Ex-U.S. Rep. Mark Schauer of Battle Creek also has essentially been anointed by the party establishment in his bid for the nomination for likely challenge of GOP Gov. Rick Snyder. He made a bit of a splash in press coverage of last week’s Detroit Chamber’s annual Mackinac Island Policy Conference. (“How Schauer plans to make a race of it,” headlined the Detroit Free Press.)
Over the years, Democratic congressmen have done well in Michigan’s contested statewide primaries. In 1982, seeking the party nomination to replace retiring Gov. William G. Milliken, Rep. James J. Blanchard bested six primary contestants, including some prominent ones, and then won the office.
In 1976, Rep.
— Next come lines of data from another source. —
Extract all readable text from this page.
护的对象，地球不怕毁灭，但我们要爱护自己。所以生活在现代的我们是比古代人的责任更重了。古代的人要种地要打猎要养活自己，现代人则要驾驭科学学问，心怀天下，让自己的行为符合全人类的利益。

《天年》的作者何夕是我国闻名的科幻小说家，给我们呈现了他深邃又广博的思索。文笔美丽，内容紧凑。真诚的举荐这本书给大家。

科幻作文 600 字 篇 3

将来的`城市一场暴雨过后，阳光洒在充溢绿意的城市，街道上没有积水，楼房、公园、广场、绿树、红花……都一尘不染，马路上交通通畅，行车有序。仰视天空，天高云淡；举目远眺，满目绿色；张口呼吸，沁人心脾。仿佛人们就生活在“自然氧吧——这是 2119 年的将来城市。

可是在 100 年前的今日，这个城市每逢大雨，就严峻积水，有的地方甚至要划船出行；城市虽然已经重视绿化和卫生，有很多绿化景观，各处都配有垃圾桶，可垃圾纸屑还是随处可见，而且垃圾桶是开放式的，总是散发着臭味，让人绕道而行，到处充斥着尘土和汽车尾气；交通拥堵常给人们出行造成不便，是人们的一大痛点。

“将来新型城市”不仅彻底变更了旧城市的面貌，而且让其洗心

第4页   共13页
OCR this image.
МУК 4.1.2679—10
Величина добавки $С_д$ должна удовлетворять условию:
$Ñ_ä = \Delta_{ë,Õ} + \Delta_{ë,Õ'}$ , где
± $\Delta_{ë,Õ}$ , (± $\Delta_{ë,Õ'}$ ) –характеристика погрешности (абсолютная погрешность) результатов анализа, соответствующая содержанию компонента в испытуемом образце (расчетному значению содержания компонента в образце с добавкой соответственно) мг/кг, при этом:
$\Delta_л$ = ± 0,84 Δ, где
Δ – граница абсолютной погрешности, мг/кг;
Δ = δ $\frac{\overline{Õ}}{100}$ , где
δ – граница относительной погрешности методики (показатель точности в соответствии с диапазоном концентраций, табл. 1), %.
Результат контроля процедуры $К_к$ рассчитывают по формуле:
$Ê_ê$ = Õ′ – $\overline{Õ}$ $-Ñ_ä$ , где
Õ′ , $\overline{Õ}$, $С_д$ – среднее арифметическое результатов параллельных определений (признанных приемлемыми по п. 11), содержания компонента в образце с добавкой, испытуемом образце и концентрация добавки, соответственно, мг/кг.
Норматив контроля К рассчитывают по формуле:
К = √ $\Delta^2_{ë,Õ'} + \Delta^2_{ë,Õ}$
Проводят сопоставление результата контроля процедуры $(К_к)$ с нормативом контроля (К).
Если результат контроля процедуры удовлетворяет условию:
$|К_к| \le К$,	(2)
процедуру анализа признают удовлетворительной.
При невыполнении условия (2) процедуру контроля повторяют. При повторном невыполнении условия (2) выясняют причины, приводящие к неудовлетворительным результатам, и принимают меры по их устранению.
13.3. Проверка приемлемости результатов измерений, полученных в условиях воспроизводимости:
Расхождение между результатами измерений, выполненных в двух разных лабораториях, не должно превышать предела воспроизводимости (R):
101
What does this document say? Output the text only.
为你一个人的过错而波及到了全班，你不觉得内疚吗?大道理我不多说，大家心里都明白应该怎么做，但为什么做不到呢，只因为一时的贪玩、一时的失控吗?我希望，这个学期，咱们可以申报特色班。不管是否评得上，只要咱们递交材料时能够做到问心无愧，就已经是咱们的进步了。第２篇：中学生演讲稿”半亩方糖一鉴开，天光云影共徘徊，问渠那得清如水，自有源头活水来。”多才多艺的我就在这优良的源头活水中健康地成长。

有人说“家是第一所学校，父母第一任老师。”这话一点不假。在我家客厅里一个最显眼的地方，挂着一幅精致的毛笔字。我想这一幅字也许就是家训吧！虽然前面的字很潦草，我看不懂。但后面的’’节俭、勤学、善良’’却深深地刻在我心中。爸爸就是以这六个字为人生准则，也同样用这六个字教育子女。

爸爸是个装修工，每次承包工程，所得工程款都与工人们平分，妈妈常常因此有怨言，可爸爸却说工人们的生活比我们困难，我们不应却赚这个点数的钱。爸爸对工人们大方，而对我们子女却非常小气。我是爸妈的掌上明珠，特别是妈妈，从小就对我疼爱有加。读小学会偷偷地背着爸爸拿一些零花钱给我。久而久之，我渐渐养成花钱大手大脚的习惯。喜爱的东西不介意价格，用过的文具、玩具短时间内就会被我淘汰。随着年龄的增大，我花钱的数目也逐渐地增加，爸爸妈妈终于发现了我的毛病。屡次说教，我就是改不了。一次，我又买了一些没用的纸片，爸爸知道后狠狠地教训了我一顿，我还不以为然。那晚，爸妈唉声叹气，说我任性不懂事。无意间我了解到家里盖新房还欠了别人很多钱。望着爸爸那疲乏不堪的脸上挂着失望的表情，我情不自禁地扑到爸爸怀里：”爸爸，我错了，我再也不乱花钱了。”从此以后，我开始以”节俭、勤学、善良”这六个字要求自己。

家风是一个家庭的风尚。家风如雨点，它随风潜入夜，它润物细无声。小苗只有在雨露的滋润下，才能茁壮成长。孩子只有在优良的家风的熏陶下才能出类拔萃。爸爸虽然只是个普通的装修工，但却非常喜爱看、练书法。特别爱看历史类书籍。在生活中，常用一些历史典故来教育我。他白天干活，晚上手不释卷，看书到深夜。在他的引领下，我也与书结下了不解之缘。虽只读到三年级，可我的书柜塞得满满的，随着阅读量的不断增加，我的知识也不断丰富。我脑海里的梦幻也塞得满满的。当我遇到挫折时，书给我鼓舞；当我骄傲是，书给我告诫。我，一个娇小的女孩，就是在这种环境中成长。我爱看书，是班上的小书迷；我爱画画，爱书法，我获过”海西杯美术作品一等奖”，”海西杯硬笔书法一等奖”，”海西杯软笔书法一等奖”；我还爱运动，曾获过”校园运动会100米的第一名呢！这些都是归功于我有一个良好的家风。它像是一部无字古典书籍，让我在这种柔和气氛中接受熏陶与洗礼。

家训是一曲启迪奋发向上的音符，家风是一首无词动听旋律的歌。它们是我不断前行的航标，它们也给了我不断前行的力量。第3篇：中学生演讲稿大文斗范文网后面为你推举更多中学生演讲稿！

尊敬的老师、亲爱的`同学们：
Don Riegle defeated three primary opponents, including veteran Secretary of State Richard Austin, to win the Democratic Senate nomination and then the office.
Peters on tour
Peters, the first 2014 Senate candidate to hit northern trails, used the occasion last week to tout Great Lakes issues, helping “middle class families,” and a number of ideas on jobs and the economy, especially giving “small business the tools” to compete.
In a phone chat about these issues after his first stop, the former state senator and lottery director said he was impressed by “the strength of downtown in Traverse City.”
In these days of extreme divisiveness on Capitol Hill, I have on occasion noted Michigan lawmakers who reach across aisles. For example: Rep. Dave Camp, R-Midland, who works with Democrat Stabenow on Great Lakes issues and with Rep. Sander Levin, D-Royal Oak, on the current IRS scandal.